Les flammes roulent sur la nef de Notre-Dame et les regards du monde entier se tournent vers Paris. Vers 20 h 30, Emmanuel Macron se rend une première fois sur le parvis, silencieux, en compagnie notamment du premier ministre, Edouard Philippe. Les deux hommes reviennent au même endroit, trois heures plus tard, une fois que l’incendie est en passe d’être maîtrisé. Ils s’inscrivent dans le sillage de Monseigneur Michel Aupetit, l’archevêque de Paris.

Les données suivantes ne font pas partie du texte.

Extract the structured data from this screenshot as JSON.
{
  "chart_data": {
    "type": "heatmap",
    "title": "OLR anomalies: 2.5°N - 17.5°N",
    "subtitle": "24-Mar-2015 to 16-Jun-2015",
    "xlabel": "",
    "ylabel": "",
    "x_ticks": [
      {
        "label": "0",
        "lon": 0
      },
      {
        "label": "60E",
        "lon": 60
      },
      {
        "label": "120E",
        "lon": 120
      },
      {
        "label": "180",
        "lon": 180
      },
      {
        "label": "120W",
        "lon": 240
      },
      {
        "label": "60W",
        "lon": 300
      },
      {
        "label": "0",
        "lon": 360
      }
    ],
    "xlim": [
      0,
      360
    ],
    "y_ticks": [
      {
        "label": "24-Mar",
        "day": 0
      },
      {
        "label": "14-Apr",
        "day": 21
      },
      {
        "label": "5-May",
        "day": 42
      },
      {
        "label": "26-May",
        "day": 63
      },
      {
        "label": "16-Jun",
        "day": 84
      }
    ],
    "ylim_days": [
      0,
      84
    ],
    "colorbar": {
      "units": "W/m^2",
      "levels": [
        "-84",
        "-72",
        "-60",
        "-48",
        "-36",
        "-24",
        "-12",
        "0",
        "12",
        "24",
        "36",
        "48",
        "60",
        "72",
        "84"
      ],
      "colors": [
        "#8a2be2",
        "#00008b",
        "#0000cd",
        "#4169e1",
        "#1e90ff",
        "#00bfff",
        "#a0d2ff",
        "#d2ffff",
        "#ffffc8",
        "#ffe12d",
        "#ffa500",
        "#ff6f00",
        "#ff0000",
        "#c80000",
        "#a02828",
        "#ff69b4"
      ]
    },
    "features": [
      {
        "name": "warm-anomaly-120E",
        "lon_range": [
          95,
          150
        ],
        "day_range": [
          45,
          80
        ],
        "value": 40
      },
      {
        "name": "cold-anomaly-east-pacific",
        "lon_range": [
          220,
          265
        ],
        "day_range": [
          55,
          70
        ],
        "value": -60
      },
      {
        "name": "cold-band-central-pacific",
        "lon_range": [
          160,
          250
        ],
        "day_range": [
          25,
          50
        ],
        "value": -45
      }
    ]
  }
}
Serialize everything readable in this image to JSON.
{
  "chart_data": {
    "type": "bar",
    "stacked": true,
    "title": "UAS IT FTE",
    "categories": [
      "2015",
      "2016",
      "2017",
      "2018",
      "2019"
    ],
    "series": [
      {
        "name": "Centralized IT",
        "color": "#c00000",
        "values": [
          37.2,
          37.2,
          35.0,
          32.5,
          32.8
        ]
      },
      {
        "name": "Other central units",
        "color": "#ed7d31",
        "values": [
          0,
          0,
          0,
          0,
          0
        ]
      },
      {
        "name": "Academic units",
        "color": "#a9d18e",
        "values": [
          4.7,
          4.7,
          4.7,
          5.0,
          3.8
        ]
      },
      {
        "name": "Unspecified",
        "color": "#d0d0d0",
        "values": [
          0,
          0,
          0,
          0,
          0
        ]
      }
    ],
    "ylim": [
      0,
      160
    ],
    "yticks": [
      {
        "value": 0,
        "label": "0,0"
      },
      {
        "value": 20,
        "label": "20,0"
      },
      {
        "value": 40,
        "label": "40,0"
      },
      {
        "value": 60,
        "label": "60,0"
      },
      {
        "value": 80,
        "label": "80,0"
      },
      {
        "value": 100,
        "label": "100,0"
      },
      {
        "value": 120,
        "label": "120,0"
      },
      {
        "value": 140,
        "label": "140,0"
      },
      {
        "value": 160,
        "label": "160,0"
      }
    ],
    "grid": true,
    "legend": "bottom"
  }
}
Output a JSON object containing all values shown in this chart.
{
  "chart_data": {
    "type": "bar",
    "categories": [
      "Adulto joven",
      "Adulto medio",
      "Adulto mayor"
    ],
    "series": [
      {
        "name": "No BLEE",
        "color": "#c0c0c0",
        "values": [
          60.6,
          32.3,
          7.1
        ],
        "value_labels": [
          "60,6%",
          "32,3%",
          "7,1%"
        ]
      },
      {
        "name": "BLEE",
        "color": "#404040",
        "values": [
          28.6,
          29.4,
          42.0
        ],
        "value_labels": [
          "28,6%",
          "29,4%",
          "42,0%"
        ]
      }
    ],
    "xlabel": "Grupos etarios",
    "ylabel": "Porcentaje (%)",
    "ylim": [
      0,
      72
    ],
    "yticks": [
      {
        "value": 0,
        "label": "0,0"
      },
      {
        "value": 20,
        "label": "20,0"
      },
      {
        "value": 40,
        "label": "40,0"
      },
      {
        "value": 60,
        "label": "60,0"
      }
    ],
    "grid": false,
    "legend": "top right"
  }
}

Devant les caméras, le chef de l’Etat déroule le fil de ses « pensées ». Pour les sapeurs-pompiers de Paris, d’abord, qui ont droit aux « remerciements de la nation ». Pour « les catholiques de France et partout à travers le monde », ensuite : « Je sais ce qu’ils ressentent et nous sommes avec eux », assure-t-il. Pour « les Parisiennes et les Parisiens », car « c’est leur cathédrale et plus encore ». Pour « l’ensemble de nos compatriotes », enfin. « Notre-Dame c’est notre histoire, notre littérature, notre imaginaire, le lieu où nous avons vécu tous nos grands moments, nos épidémies, nos guerres, nos libérations, déclare M. Macron. Cette histoire, c’est la nôtre, et elle brûle. »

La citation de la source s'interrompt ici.